We cried more tears than I knew possible. My heart ached for Kent. They were such a perfect match and in his own words, he had been robbed. My heart ached for Krista. She now has the rest of her life without her mom. They were best friends. They did everything together and had such an amazing relationship. My heart ached for Kasey. Of coarse because he is my husband but also because I felt like he just wasn’t prepared. He was hoping she would pull out of it, and that wasn’t happening. He was a mamma’s boy now without a mamma. My heart ached for Jackie’s parents, Cheryl and Bob. She was their only daughter, and it’s just not supposed to happen that way. But most of all, I guess because I am a mom, my heart ached for my kids. Jackie was more than a Grandma to them, she was a second mom. She came to our house every single morning for over a year and sat with the little kids while I brought Mason to school. The kids would beg to walk over and see Grandma. She would take them for Ice cream and McDonalds and to see Christmas lights and to feed cows. We spent most of the summer in the kiddie pools in her backyard, eating pizza and popsicles and fresh peas from her garden and pouring buckets of water down grandma’s legs to cool her down. They loved spending time with Grandma. Even while she was sick they loved to go over and sit with her, color, or watch a movie. How was I supposed to tell my dear, precious little kids that Grandma had died? It was almost to much to think about.

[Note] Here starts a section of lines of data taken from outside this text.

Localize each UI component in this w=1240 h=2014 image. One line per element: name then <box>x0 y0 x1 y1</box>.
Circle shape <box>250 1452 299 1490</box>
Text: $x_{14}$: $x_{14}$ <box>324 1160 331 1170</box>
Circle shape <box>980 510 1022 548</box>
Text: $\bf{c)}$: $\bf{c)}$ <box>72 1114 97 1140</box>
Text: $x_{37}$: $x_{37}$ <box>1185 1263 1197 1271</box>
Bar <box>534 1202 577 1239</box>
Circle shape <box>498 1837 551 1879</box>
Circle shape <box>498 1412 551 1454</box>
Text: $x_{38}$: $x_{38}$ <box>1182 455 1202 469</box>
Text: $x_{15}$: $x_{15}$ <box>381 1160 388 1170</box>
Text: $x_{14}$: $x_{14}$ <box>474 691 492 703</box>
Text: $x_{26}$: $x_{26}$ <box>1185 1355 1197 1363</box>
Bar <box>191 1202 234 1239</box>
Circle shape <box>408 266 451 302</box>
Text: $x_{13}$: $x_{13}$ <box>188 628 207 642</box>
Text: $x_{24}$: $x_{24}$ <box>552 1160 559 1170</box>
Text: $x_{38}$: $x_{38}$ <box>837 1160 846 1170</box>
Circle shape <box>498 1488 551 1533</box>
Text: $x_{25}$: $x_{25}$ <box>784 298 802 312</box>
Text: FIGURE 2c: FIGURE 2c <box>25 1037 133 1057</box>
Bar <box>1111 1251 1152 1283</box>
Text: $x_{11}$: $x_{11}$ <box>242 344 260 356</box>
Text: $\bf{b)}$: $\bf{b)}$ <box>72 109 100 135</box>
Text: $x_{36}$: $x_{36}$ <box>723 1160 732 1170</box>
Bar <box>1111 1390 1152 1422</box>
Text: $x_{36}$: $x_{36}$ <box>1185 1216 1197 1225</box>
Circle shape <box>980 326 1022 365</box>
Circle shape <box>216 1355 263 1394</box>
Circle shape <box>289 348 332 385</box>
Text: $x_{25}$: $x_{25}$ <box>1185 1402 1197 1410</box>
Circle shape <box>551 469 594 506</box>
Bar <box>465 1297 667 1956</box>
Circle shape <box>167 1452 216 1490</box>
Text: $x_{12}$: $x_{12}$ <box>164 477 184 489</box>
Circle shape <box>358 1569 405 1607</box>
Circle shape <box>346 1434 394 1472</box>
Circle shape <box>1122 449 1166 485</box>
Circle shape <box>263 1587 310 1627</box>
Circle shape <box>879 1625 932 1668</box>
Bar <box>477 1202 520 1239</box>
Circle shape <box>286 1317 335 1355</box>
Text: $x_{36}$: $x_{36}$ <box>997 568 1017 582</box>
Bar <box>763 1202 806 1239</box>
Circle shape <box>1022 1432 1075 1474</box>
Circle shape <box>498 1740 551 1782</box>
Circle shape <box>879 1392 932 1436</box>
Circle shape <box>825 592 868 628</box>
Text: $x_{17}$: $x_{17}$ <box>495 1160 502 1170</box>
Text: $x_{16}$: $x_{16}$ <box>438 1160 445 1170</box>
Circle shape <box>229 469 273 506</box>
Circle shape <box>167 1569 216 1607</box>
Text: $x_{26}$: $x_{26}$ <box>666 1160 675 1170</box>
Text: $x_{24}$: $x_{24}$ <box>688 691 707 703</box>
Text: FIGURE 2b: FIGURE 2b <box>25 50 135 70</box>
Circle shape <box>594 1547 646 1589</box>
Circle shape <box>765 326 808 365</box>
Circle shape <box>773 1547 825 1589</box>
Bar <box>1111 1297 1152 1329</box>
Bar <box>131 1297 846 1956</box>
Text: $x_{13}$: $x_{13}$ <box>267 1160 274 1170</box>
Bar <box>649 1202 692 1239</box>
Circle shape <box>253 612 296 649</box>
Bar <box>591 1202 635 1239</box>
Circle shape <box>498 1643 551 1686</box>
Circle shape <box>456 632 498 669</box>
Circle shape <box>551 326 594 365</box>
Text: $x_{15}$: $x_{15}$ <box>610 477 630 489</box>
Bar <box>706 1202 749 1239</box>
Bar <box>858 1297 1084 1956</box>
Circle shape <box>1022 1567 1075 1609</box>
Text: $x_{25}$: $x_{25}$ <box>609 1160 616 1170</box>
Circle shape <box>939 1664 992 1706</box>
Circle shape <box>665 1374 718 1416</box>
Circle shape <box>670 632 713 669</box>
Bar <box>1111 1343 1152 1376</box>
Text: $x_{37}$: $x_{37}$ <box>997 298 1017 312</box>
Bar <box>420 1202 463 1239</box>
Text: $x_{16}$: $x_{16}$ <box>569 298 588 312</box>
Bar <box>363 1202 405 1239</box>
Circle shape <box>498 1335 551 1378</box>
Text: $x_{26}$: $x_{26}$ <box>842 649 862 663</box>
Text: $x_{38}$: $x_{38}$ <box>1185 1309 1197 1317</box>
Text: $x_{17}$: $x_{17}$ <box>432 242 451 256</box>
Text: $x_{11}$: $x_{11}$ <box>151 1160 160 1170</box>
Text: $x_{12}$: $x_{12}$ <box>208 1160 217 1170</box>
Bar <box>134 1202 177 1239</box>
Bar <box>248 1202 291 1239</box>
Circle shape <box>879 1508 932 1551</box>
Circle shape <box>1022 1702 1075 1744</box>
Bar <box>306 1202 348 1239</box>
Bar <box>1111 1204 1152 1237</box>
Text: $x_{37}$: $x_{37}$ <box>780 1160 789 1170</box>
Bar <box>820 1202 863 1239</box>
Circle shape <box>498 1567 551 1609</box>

The next week was a whirlwind that I don’t remember a lot of. We were busy getting everything ready for her services. And I couldn’t have done it without the help of my sisters and Mom. Everything pretty much went as planned and we got through it.

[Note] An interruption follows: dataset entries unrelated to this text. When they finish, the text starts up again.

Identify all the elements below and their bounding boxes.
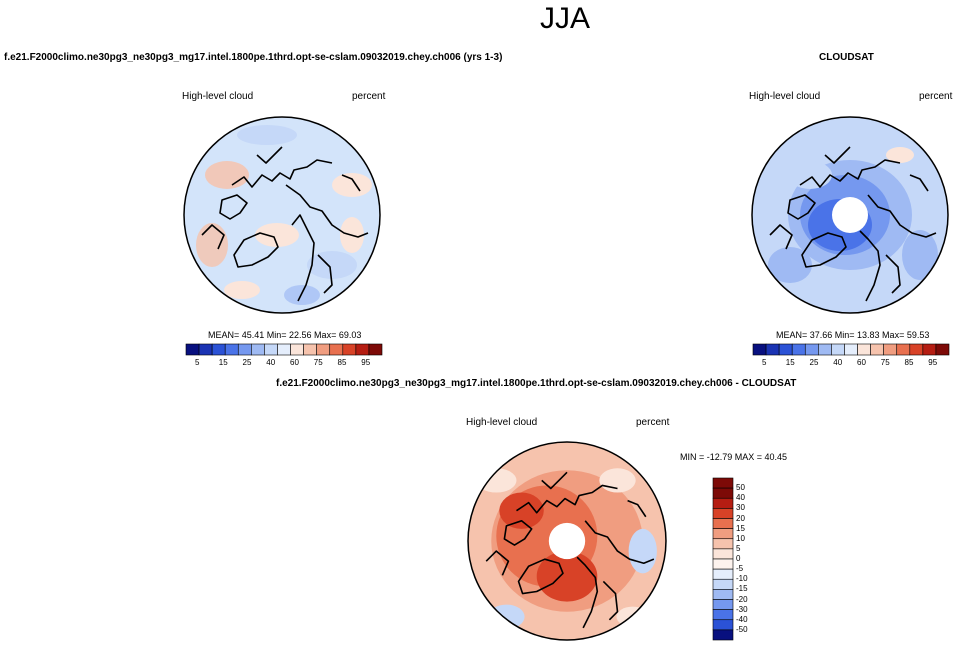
obs-colorbar-tick-label: 85 — [904, 358, 914, 367]
model-colorbar-tick-label: 40 — [266, 358, 276, 367]
diff-stats: MIN = -12.79 MAX = 40.45 — [680, 452, 788, 462]
diff-colorbar-tick-label: 40 — [736, 493, 745, 503]
diff-colorbar-cell — [712, 568, 734, 580]
obs-colorbar-cell — [857, 343, 871, 356]
diff-colorbar-tick-label: 10 — [736, 533, 745, 543]
obs-units-label: percent — [919, 91, 953, 102]
model-colorbar-tick-label: 60 — [290, 358, 299, 367]
diff-colorbar — [712, 477, 734, 641]
obs-colorbar-cell — [870, 343, 884, 356]
diff-colorbar-cell — [712, 599, 734, 610]
model-stats: MEAN= 45.41 Min= 22.56 Max= 69.03 — [208, 330, 362, 340]
diff-colorbar-cell — [712, 609, 734, 621]
obs-colorbar-cell — [935, 343, 950, 356]
obs-colorbar-cell — [896, 343, 911, 356]
diff-colorbar-cell — [712, 548, 734, 560]
model-colorbar-tick-label: 95 — [361, 358, 371, 367]
diff-colorbar-tick-label: -50 — [736, 624, 748, 634]
obs-colorbar-tick-label: 5 — [762, 358, 767, 367]
model-colorbar-cell — [211, 343, 226, 356]
diff-colorbar-tick-label: 30 — [736, 503, 745, 513]
model-colorbar-cell — [224, 343, 239, 356]
model-case-title: f.e21.F2000climo.ne30pg3_ne30pg3_mg17.in… — [4, 52, 503, 63]
diff-colorbar-cell — [712, 508, 734, 519]
model-colorbar-cell — [329, 343, 344, 356]
obs-colorbar-tick-label: 25 — [809, 358, 819, 367]
obs-variable-label: High-level cloud — [749, 91, 821, 102]
obs-colorbar-tick-label: 60 — [857, 358, 866, 367]
diff-variable-label: High-level cloud — [466, 417, 538, 428]
model-colorbar — [185, 343, 383, 356]
diff-colorbar-cell — [712, 497, 734, 509]
diff-colorbar-cell — [712, 619, 734, 631]
model-colorbar-cell — [303, 343, 317, 356]
diff-colorbar-tick-label: 0 — [736, 554, 741, 563]
diff-colorbar-cell — [712, 589, 734, 600]
obs-colorbar-cell — [831, 343, 845, 356]
obs-colorbar-cell — [844, 343, 858, 356]
model-colorbar-cell — [290, 343, 304, 356]
diff-colorbar-tick-label: -30 — [736, 604, 748, 614]
diff-colorbar-cell — [712, 538, 734, 550]
obs-colorbar-cell — [791, 343, 806, 356]
diff-colorbar-tick-label: 15 — [736, 523, 745, 533]
model-colorbar-tick-label: 5 — [195, 358, 200, 367]
diff-colorbar-tick-label: -20 — [736, 594, 748, 604]
model-units-label: percent — [352, 91, 386, 102]
model-colorbar-cell — [251, 343, 265, 356]
diff-colorbar-cell — [712, 558, 734, 570]
diff-case-title: f.e21.F2000climo.ne30pg3_ne30pg3_mg17.in… — [276, 378, 797, 389]
model-colorbar-cell — [237, 343, 252, 356]
obs-colorbar-cell — [778, 343, 793, 356]
obs-colorbar — [752, 343, 950, 356]
diff-colorbar-tick-label: -10 — [736, 574, 748, 584]
model-colorbar-cell — [342, 343, 357, 356]
model-colorbar-cell — [368, 343, 383, 356]
obs-colorbar-cell — [883, 343, 898, 356]
model-colorbar-cell — [316, 343, 331, 356]
obs-case-title: CLOUDSAT — [819, 52, 874, 63]
obs-colorbar-cell — [818, 343, 832, 356]
diff-units-label: percent — [636, 417, 670, 428]
obs-stats: MEAN= 37.66 Min= 13.83 Max= 59.53 — [776, 330, 930, 340]
model-colorbar-tick-label: 85 — [337, 358, 347, 367]
diff-colorbar-cell — [712, 518, 734, 529]
model-colorbar-cell — [277, 343, 291, 356]
diff-colorbar-tick-label: -15 — [736, 584, 748, 594]
model-colorbar-labels: 5 15 25 40 60 75 85 95 — [186, 358, 382, 370]
diff-colorbar-tick-label: -5 — [736, 564, 744, 574]
model-colorbar-tick-label: 25 — [242, 358, 252, 367]
model-colorbar-cell — [355, 343, 370, 356]
diff-polar-map — [467, 441, 667, 641]
model-polar-map — [183, 116, 381, 314]
diff-colorbar-cell — [712, 629, 734, 641]
obs-colorbar-tick-label: 15 — [785, 358, 795, 367]
obs-polar-map — [751, 116, 949, 314]
diff-colorbar-cell — [712, 528, 734, 540]
page-title: JJA — [539, 2, 590, 35]
diff-colorbar-tick-label: 5 — [736, 543, 741, 553]
diff-colorbar-tick-label: 20 — [736, 513, 745, 523]
obs-colorbar-tick-label: 75 — [880, 358, 890, 367]
model-colorbar-cell — [264, 343, 278, 356]
diff-colorbar-tick-label: 50 — [736, 483, 745, 493]
diff-colorbar-cell — [712, 487, 734, 499]
obs-colorbar-cell — [765, 343, 780, 356]
diff-colorbar-labels: 50 40 30 20 15 10 5 0 -5 -10 -15 -20 -30 -40 -50 — [736, 478, 766, 640]
obs-colorbar-labels: 5 15 25 40 60 75 85 95 — [753, 358, 949, 370]
model-colorbar-tick-label: 15 — [218, 358, 228, 367]
model-colorbar-cell — [185, 343, 200, 356]
obs-colorbar-cell — [752, 343, 767, 356]
obs-colorbar-tick-label: 40 — [833, 358, 843, 367]
diff-colorbar-tick-label: -40 — [736, 614, 748, 624]
obs-colorbar-cell — [804, 343, 819, 356]
obs-colorbar-cell — [922, 343, 937, 356]
obs-colorbar-tick-label: 95 — [928, 358, 938, 367]
diff-colorbar-cell — [712, 578, 734, 590]
obs-colorbar-cell — [909, 343, 924, 356]
model-colorbar-tick-label: 75 — [313, 358, 323, 367]
diff-colorbar-cell — [712, 477, 734, 489]
model-colorbar-cell — [198, 343, 213, 356]
model-variable-label: High-level cloud — [182, 91, 254, 102]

We are continuing to take things day by day. Trying to get back to normal. It is a new and evolving normal. We are bound and determined to lean on each other and make the best out of life. There are good and bad days, but I know Jackie is rooting for us and only wanting us to be happy. As hard as it is, life must go on.

I love you Jackie and am so proud to be your daughter in law. Til’ we meet again.

5 comments:

Hayley said...

I've been thinking of you Kristen. You are amazing. I know how much you love her and how heavy her loss must feel. If you need anything I am always here! Hope to see you soon!

Baumgartners said...

Oh Kristin, I know how hard this post must have been for you to wright. But you wrote it beautifully. It brought me to tears. Jackie was a wonderful person, and I know you must miss her so much and that you always will. You are right, that this helps put many of our other "struggles" into perspective. I think about you guys all the time and love you so much!

Jamie said...

Kris, thanks for sharing this post. I agree, you wrote it so beautifully. Jackie seemed to be one in a million, what amazing memories you'll have to cherish forever. I am always thinking of you and your sweet family and praying for you to be comforted through this very trying time. I love you so much Kristin!

Bre said...

What a beautiful post and what a beautiful amazing mother in law you had it seems. You are in my thoughts Kristin! SO sorry for your loss!

anna said...

sending love and hugs your way every day still. we love you all so much and want to be there for you through everything. Call me anytime you need to talk, love you!